Gov. Walz’s budget proposals are still bad
When Gov. Walz unveiled his proposed budget for the 2022-2023 biennium in January, I wrote that the proposals were “horrible.” Yesterday, he unveiled a revised two-year budget taking into account the late February forecast of a budget surplus of $1.6 billion for the biennium. While there were some moves in the right direction, the proposals are still, overall, bad.
It is good news is that the proposed hike in the estate tax is gone. As I wrote last year:
“Minnesota’s estate taxes are high. Minnesota is one of only 12 states and the District of Columbia that imposes an estate tax… Of these 13 jurisdictions, Minnesota’s exemption, $2.7 million, is lower than in another eight. At 13%, Minnesota has the second-highest minimum rate of estate tax after Vermont. Minnesota’s top rate of estate tax, 16%, is the joint second highest.”
The evidence suggests that these taxes push people out of states, taking with them a greater amount in future payments of income and sales taxes than the estate tax brings in. In short, this is a tax which loses the state government money, overall.
The proposed cigarette tax hike is gone too, which is probably also good news.
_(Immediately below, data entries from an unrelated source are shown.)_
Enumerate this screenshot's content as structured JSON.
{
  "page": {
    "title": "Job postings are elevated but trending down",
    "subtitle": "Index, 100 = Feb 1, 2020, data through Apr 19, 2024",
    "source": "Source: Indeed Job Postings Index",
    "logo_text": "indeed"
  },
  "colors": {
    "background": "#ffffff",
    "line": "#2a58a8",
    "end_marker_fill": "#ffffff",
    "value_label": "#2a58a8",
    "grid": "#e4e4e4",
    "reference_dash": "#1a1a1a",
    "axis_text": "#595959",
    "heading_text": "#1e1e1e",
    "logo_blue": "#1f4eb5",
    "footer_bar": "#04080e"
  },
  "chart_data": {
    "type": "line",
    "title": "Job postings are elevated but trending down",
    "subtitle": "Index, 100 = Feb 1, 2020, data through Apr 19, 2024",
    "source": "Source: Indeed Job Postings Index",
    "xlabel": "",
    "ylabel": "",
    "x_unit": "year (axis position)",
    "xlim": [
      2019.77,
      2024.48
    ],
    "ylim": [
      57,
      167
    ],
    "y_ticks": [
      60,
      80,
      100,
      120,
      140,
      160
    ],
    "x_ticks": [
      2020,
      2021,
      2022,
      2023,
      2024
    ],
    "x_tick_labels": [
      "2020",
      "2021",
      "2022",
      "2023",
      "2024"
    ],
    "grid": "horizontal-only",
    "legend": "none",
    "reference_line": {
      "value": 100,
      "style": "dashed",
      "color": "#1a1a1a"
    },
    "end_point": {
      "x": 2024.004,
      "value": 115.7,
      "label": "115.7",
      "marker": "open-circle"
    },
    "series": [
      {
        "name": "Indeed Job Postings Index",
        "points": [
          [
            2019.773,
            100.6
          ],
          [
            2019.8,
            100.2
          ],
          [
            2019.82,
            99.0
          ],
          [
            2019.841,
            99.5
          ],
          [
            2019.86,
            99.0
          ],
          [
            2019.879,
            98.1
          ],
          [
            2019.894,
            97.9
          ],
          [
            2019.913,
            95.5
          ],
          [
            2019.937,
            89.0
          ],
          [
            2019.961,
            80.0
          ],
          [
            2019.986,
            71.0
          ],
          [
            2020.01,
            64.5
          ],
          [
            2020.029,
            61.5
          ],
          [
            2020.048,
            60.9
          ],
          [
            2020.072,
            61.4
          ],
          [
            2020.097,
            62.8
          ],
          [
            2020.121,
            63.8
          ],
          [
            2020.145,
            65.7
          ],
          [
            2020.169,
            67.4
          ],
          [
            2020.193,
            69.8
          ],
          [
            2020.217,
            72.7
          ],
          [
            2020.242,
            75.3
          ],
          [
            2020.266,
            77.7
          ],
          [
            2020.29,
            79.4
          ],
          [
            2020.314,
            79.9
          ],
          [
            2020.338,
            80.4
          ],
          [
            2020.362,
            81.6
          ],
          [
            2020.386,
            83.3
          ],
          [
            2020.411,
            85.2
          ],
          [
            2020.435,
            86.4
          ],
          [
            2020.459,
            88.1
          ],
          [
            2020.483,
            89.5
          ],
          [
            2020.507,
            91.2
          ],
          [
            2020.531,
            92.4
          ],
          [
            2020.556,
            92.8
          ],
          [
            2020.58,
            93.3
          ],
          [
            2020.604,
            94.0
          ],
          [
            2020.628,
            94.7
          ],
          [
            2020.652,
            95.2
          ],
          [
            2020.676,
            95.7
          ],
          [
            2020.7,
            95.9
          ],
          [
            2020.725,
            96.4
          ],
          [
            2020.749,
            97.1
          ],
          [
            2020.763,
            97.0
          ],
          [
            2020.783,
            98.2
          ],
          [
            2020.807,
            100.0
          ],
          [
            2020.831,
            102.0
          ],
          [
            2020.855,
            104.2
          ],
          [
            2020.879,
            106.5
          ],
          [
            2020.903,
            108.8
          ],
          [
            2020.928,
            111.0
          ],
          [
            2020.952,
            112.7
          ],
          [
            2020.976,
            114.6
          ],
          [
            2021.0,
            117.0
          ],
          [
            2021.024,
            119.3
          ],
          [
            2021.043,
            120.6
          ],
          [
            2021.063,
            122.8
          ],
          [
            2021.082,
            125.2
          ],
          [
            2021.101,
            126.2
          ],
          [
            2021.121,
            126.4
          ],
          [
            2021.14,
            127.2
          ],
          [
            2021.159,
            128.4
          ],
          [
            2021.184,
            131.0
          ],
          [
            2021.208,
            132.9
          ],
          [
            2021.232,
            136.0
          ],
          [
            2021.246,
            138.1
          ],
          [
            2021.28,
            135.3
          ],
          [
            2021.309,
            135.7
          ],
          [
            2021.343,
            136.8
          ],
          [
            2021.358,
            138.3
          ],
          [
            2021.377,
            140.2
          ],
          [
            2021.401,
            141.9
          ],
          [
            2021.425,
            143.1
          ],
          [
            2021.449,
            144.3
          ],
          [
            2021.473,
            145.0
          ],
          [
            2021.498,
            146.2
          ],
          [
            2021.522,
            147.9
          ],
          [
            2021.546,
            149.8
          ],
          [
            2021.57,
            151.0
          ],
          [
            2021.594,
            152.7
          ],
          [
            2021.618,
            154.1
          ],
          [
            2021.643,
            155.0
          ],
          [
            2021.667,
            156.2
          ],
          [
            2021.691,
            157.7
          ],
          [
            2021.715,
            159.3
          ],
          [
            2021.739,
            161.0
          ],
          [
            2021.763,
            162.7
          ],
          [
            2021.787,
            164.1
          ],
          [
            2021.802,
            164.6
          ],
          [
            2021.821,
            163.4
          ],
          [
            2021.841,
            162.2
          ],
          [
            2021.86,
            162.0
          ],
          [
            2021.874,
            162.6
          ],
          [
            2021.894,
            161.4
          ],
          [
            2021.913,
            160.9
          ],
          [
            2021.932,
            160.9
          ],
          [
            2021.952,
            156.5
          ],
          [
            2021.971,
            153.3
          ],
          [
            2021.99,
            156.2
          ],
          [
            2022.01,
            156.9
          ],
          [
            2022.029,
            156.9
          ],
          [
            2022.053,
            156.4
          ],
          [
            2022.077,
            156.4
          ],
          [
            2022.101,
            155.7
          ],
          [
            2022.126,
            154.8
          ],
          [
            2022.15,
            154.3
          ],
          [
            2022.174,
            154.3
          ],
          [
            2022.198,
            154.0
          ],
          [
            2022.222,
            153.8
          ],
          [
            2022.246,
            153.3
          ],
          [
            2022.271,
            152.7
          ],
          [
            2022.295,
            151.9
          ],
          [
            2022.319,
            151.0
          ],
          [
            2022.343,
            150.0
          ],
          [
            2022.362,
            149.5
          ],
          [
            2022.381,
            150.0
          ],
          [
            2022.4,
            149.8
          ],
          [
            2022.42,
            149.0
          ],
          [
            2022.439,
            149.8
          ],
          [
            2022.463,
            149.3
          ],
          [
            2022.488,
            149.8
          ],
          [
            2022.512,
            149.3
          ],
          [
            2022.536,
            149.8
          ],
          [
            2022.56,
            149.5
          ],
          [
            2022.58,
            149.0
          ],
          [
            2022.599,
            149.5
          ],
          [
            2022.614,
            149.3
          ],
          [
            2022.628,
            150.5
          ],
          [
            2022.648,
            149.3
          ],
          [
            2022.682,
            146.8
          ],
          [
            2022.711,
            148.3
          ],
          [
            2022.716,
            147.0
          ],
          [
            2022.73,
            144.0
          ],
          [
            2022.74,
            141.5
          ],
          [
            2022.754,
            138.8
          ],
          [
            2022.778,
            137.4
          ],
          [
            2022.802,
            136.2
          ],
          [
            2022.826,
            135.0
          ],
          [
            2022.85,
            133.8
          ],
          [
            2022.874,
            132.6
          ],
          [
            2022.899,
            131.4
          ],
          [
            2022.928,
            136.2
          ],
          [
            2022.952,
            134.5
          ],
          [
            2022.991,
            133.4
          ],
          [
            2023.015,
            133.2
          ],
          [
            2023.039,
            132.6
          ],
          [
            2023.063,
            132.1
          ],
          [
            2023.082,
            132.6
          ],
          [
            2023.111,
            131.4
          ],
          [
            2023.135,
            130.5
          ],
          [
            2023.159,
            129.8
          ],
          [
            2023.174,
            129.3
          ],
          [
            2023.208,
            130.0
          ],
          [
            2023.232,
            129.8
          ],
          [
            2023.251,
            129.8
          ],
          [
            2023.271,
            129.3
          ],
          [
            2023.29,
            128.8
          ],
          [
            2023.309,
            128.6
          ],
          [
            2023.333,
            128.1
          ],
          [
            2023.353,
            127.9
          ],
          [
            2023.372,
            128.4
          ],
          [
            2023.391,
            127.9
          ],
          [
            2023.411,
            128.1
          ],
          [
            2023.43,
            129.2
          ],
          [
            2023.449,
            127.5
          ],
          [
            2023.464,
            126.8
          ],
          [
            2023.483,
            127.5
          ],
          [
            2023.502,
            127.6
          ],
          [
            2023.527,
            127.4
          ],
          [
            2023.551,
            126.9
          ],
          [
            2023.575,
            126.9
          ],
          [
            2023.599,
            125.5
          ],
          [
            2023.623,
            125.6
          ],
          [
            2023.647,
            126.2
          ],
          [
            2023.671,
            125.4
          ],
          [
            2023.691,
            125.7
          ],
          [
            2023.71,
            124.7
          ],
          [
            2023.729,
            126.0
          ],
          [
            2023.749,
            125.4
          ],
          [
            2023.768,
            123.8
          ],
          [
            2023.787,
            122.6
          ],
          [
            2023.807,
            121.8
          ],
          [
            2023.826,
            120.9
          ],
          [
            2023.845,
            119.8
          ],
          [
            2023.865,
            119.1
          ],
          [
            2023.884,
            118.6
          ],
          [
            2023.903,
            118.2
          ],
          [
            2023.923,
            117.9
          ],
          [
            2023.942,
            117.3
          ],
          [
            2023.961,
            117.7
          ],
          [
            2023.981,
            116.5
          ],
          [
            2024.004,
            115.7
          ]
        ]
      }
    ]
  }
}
Cigarette tax are regressive but are often justified on the grounds that they stop people smoking. The evidence suggests, however, that the proposed hike was not of a magnitude sufficient to decrease smoking by much. The effect would just have been a regressive tax hike.
The proposed hike in Minnesota’s corporate income tax to 11.25% is also gone, but this isn’t great news as it has been replaced by a hike to 10.8%. This would still move us from having the third highest rate in the United States to having the second highest rate.
And there is more bad news in the retention of the proposed creation of new, fifth, highest tier of state income tax of 10.85%. This would bump our top rate up from the fourth highest in the United States to third highest.
So, while this revised budget was a step in the right direction in terms of taxes, it does not go far enough. With spending already at record levels, a forecast surplus of $1.6 billion and billions of dollars of federal funding on the way, there is no plausible argument for hiking taxes on Minnesota’s citizens any further.
John Phelan is an economist at the Center of the American Experiment.